Lihai Jadi Mata-mata, Perwira Muda TNI AD Ini Diperebutkan Tiga Jenderal Jadi Ajudan
loading...
A
A
A
JAKARTA - Kapten Czi (Anumerta) Pierre Andries Tendean atau Pierre Tendean ketika masih menjadi perwira muda pernah menjadi rebutan para perwira tinggi TNI . Memiliki perawakan yang tampan, Pierre Tendean jadi rebutan karena kelihaiannya ketika menjalankan tugas di medan operasi.
Kelincahannya menjadi mata-mata ketika menjalan misi membuat petinggi TNI AD kepincut. Tak tanggung-tanggung, ada tiga jenderal yang berniat mengangkatnya menjadi ajudan. Ketiga pentolan TNI AD itu adalah Jenderal Abdul Haris Nasution, Jenderal Hartawan, dan Jenderal Dandi Kadarsan.
Dikutip dari buku Wajah dan Sejarah Perjuangan Nasional, Jumat (2/2/2023), lulusan Akademi Militer Nasional tahun 1961 ini akhirnya diangkat menjadi ajudan Jenderal AH Nasution yang ketika itu menjadi Menteri Koordinator Pertahanan Keamanan/Kepala Staf Angkatan Bersenjata (Menko Hankan/Kasab).
Jabatan sebagai ajudan Jenderal Nasution mulai dipangku Pierre tanggal 15 April 1965. Sebelum itu pangkatnya sudah dinaikkan menjadi letnan satu.

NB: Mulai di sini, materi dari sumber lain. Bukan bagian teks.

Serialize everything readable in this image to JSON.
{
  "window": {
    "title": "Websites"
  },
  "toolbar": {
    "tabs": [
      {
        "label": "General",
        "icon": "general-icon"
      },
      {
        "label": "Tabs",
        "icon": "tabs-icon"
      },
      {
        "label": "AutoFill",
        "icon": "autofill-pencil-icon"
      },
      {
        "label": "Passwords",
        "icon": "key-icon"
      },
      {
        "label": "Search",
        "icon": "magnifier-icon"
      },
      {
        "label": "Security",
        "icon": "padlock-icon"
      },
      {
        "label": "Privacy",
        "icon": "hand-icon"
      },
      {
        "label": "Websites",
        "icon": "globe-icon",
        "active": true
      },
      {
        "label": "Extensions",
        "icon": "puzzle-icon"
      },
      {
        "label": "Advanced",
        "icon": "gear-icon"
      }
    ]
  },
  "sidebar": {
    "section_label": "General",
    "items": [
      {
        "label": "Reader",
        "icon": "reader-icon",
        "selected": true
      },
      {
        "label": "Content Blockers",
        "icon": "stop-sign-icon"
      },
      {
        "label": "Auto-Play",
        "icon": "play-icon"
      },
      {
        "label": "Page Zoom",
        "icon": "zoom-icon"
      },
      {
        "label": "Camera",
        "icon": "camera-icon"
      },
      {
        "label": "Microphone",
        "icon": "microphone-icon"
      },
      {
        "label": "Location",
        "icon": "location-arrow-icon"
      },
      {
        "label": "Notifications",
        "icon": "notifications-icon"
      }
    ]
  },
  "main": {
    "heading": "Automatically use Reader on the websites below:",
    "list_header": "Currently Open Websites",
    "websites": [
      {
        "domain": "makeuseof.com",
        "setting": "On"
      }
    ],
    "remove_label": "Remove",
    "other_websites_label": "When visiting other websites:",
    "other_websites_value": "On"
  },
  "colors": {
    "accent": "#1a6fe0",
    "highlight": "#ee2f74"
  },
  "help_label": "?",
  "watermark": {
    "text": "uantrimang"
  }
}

Dalam menjalankan tugas sebagai ajudan inilah Letnan Satu Pierre Tendean gugur karena dibunuh oleh orang-orang PKI yang melakukan pemberontakan untuk merebut kekuasaan negara. Pemberontakan itu dikenal dengan nama Gerakan 30 September/Partai Komunis Indonesia (G30-S/PKI).
Kecintaannya pada dunia militer, sudah terlihat saat Pierre muda. Lulus dari SMA di Semarang, orang tua Pierre menghendaki agar ia melanjutkan pendidikan ke perguruan tinggi. Sesuai dengan profesi ayahnya, ia dianjurkan memasuki Fakultas Kedokteran.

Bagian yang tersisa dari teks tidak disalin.